Beyond Submodular Maximization.

While there are well-developed tools for maximizing a submodular function subject to a matroid constraint, there is much less work on the corresponding supermodular maximization problems. We develop new techniques for attacking these problems inspired by the continuous greedy method applied to the multi-linear extension of a submodular function. We first adapt the continuous greedy algorithm to work for general twice-continuously differentiable functions. The performance of the adapted algorithm depends on a new smoothness parameter. If $F:[0,1]^n\rightarrow\mathbb{R}_{\geq 0}$ is one-sided $\sigma$-smooth, then the approximation factor only depends on $\sigma$. We apply the new algorithm to a broad class of quadratic supermodular functions arising in diversity maximization. The case $\sigma=2$ captures metric diversity maximization. We also develop new methods (inspired by swap rounding and approximate integer decomposition) for rounding quadratics over a matroid polytope. Together with the adapted continuous greedy this leads to a $O(\sigma^{3/2})$-approximation. This is the best asymptotic approximation known for this class of diversity maximization and the evidence suggests that it may be tight. We then consider general (non-quadratic) functions. We give a broad parameterized family of monotone functions which include submodular functions and the just-discussed supermodular family of discrete quadratics.
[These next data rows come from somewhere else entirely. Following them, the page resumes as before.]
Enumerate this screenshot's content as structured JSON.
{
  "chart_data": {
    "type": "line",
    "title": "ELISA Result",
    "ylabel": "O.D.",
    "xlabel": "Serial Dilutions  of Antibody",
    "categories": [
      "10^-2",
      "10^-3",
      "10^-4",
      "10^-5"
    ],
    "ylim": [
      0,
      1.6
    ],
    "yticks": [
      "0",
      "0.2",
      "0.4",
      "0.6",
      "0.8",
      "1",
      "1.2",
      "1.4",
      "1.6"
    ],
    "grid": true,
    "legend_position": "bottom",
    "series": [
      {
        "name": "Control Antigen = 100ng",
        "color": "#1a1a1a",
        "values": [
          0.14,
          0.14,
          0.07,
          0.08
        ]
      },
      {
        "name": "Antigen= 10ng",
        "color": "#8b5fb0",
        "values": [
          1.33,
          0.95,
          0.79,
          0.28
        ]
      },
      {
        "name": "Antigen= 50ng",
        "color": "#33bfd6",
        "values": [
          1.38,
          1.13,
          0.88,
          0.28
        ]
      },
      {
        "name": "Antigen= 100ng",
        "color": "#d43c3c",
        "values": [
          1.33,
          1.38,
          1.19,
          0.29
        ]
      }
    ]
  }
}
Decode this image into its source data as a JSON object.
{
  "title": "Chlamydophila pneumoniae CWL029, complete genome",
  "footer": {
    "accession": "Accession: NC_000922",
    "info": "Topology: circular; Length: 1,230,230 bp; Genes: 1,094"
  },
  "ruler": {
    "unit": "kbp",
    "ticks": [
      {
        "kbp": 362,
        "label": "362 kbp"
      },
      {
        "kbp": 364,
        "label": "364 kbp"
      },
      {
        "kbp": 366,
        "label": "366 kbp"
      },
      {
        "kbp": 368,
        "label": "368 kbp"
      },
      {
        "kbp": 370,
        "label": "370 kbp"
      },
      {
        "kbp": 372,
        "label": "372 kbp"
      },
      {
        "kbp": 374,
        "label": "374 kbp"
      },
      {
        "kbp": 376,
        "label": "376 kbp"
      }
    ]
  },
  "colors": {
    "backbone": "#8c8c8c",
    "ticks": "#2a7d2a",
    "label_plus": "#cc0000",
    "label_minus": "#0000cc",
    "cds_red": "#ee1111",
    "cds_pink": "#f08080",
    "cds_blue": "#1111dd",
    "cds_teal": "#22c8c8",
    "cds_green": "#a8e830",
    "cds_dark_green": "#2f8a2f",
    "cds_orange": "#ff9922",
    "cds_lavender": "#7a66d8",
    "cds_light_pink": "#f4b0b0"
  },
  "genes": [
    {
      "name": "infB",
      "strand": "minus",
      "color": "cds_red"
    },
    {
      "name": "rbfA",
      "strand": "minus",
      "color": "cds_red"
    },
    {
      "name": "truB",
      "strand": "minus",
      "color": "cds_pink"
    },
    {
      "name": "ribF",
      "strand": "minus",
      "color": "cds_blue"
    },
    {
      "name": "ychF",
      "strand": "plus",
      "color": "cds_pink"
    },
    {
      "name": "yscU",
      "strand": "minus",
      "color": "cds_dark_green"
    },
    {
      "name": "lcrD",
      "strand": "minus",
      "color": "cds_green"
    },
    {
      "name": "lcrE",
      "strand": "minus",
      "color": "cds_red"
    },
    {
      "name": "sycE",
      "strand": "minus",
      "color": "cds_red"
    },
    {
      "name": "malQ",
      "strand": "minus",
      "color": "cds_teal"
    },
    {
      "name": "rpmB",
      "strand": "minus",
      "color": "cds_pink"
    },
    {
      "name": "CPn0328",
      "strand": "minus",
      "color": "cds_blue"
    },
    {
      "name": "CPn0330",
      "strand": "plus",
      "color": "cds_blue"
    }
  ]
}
Such set functions are called \emph{$\gamma$-meta-submodular}. We develop local search algorithms with approximation factors that depend only on $\gamma$. We show that the $\gamma$-meta-submodular families include well-known function classes including meta-submodular functions ($\gamma=0$), proportionally submodular ($\gamma=1$), and diversity functions based on negative-type distances or Jensen-Shannon divergence (both $\gamma=2$) and (semi-)metric diversity functions.